Pendant 88 minutes, Klayman fait un exercice de nostalgie - dans lequel la bande son joue évidemment un rôle important - tout en disséquant l'effet des propositions d'A&F sur les adolescents d'hier, qui ont résolu les insécurités de leur corps devant ces torses parfaits ou ces tailles XS et ont mesuré leur niveau de fraîcheur par combien ils pourraient dépenser de l'argent en vêtements.

Le réalisateur raconte comment des éléments abstraits, tels que les normes de beauté ou le racisme structurel, opèrent dans la vie quotidienne en mettant l'accent sur une entreprise qui a gagné de l'argent en s'appuyant sur des préjugés et en la renforçant. « Sa marque, c'était de la discrimination », explique le militant pour la diversité Benjamin O'Keefe, qui en 2013 a mis en ligne une invitation au boycott d'A&F devenue virale. « Ils étaient fondés sur la discrimination à tous les niveaux. »

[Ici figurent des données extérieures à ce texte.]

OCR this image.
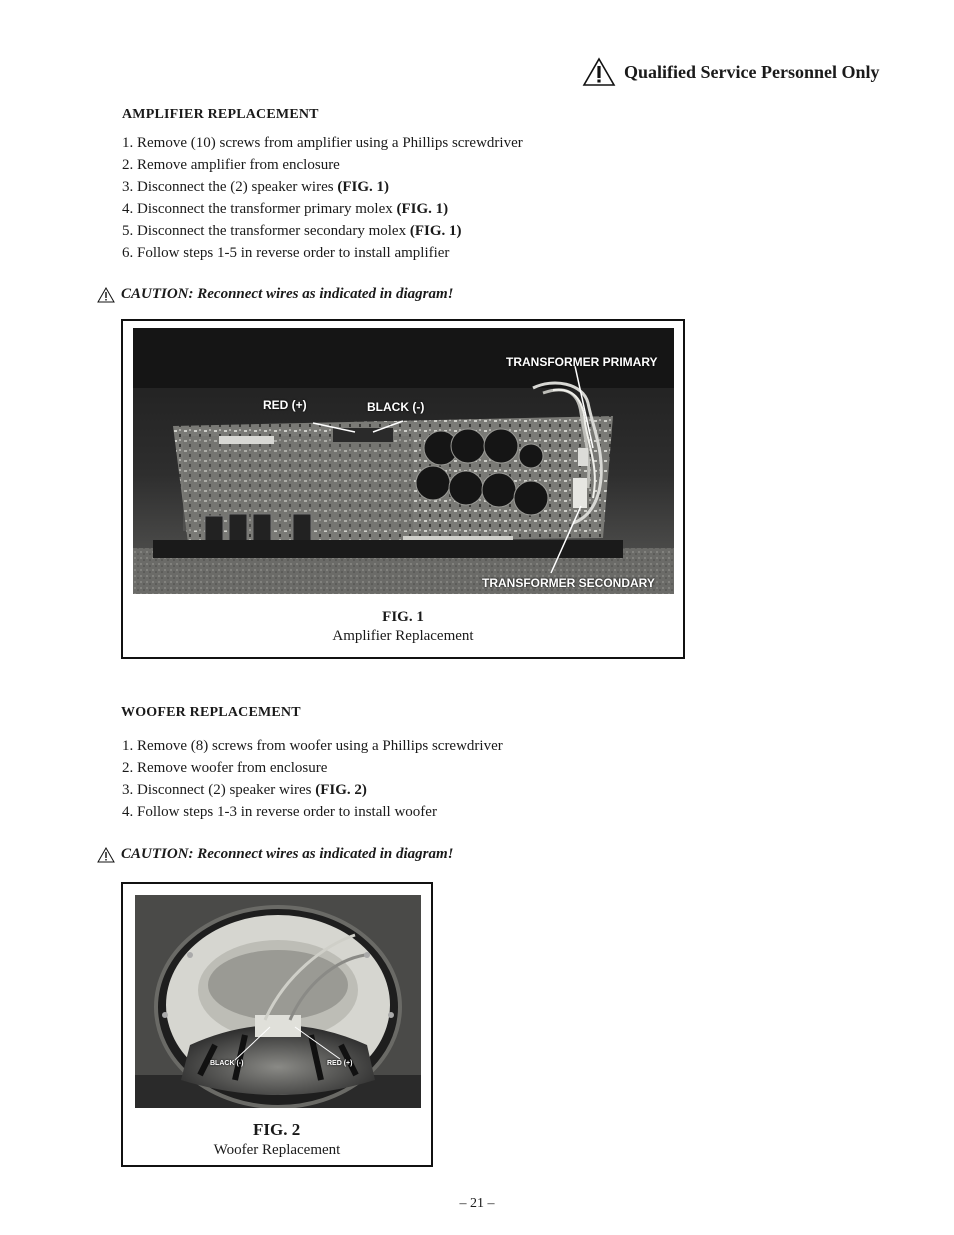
Qualified Service Personnel Only
AMPLIFIER REPLACEMENT
1. Remove (10) screws from amplifier using a Phillips screwdriver
2. Remove amplifier from enclosure
3. Disconnect the (2) speaker wires (FIG. 1)
4. Disconnect the transformer primary molex (FIG. 1)
5. Disconnect the transformer secondary molex (FIG. 1)
6. Follow steps 1-5 in reverse order to install amplifier
CAUTION: Reconnect wires as indicated in diagram!
TRANSFORMER PRIMARY
RED (+)	BLACK (-)
TRANSFORMER SECONDARY
FIG. 1
Amplifier Replacement
WOOFER REPLACEMENT
1. Remove (8) screws from woofer using a Phillips screwdriver
2. Remove woofer from enclosure
3. Disconnect (2) speaker wires (FIG. 2)
4. Follow steps 1-3 in reverse order to install woofer
CAUTION: Reconnect wires as indicated in diagram!
BLACK (-)	RED (+)
FIG. 2
Woofer Replacement
– 21 –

Le début de la fin s'est produit lorsque Samantha Elauf a intenté une action en justice pour discrimination religieuse au travail : elle n'a pas été autorisée à se couvrir la tête. Les scandales accumulés jusqu'à présent ont poussé Jeffries à démissionner en décembre 2014, quelques mois seulement avant qu'Elauf ne gagne le dernier appel devant la Cour suprême sur une peine de 8 voix contre 1. Le photographe vedette de la marque, Weber, a également été accusé par plus de 20 modèles de violence et d'exploitation sexuelles.

Jeffries - qui a refusé de participer au documentaire - avait une personnalité extravagante qui ajoute au récit un directeur exécutif déplaisant très en phase avec d'autres productions de l'époque, comme WeCrashed, Super Pumped : The Battle for Uber ou The Dropout. Mais le documentaire ne se concentre pas sur les 40 pages d'instructions du PDG pour voler à bord de son jet privé A&F (y compris ce que les pilotes de sous-vêtements devraient porter et quels sièges correspondent à leurs chiens), ses abondantes chirurgies esthétiques ou l'influence mystérieuse de Matthew Smith, son partenaire, sur l'entreprise, où il n'était pas, toutefois, employé. Klayman regarde plus loin : la structure de l'entreprise qui a permis la discrimination et en a tiré de l'argent.

Abercrombie & Fitch a embauché Fran Horowitz en tant que nouveau PDG en 2017. Depuis lors, la marque vend de grandes tailles et a tenté de reformuler son image vers l'inclusion et la génération de centenaires.